Fui desanuviar do trauma num barzinho do outro lado da praça, no espaço das barraquinhas. A luz voltou, meu amigo saiu com a gêmea dele e se demorou passeando no largo. Quando eles voltaram, ela veio abraçada a uma bolona deste tamanho que haviam conquistado no jogo de argolas. Mas foi um pé para a minha gêmea querer uma também. Eu, a fim que estava da pequena, agarrei e fui me bater com as argolas. A gêmea felizinha e a gêmea esperançosa ficaram na barraca devorando uma arriada de pamonha.

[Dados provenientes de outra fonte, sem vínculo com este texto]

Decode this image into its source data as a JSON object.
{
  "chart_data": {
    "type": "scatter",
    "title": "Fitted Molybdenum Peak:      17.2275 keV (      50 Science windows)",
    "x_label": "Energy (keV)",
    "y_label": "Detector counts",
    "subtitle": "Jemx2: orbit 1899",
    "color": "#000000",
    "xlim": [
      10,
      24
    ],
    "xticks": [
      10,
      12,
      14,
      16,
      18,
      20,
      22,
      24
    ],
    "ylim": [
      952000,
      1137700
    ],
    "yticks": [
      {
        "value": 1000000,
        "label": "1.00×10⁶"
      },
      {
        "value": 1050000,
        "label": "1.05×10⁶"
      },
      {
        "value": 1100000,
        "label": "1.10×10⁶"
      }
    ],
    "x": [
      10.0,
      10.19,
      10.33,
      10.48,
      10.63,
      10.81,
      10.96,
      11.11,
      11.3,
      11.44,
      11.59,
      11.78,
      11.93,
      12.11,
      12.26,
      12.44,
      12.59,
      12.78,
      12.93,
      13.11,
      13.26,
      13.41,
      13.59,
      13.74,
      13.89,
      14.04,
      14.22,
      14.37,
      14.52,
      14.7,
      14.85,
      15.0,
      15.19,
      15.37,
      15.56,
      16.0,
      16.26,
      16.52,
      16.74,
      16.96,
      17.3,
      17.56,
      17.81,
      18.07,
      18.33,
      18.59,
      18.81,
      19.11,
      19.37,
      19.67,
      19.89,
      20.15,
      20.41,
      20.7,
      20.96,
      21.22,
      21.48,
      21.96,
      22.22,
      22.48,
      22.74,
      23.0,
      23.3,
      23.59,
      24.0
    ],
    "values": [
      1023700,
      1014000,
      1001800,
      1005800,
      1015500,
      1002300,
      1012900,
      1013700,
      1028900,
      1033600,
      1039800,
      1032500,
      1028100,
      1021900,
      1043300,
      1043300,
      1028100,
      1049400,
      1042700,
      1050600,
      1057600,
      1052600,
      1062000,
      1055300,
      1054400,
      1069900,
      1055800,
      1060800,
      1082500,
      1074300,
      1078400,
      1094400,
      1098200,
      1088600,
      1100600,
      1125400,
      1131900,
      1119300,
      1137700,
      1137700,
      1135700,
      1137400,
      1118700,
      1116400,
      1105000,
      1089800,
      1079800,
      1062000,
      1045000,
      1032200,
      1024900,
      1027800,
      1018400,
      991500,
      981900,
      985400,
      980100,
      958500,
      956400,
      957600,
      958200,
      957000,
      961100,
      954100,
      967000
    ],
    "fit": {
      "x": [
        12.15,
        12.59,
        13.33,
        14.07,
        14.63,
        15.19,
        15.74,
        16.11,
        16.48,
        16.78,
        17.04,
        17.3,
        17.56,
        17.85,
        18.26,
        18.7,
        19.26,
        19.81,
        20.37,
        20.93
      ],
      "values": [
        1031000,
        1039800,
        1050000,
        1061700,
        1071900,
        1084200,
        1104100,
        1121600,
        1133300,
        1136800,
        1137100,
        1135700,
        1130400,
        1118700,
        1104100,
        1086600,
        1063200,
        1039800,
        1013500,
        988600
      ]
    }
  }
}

Comprei um feixe de argolas e sai jogando ao qual pega. Nada. Depois, pedi mais umas quantas, fiz a mira e me encostei no gradeado de madeira tentando melhor sorte. Nada. Tomei mais dois pacotes de argolas, me debrucei sobre a cerquinha, me postei quase de palmo em cima com os alvos. Nada. Não ganhei nem o que Maria ganhou na capoeira. Pensei na frustração da gêmea minha. Chamei o vendedor para um acordo. Contei minha história, encurtei o caminho e comprei logo uma bolona. Uma vermelha com estrelinhas brancas, pra combinar com a blusa dela. Saí todo prosa para o abraço de minha queridinha.
Todo mundo feliz, ainda belisquei um tiquinho de pamonha que estava dando sopa sobre a mesa. Fomos ao algodão doce, ao mungunzá. Depois nos apartamos os casais, para os escondidinhos da praça.

Uma noite de junho friinha, embalada pelos xotes e arrasta-pés. Que teve seu bom termo. Deixei minha gêmea em casa e na volta para o meu cantinho, matutando no caminho, é que dei pela troca. Pera lá: quando nos encontramos, no início da noite, a blusa dela era amarela. Ai, ai, as gêmeas; ai, ai, o quentão!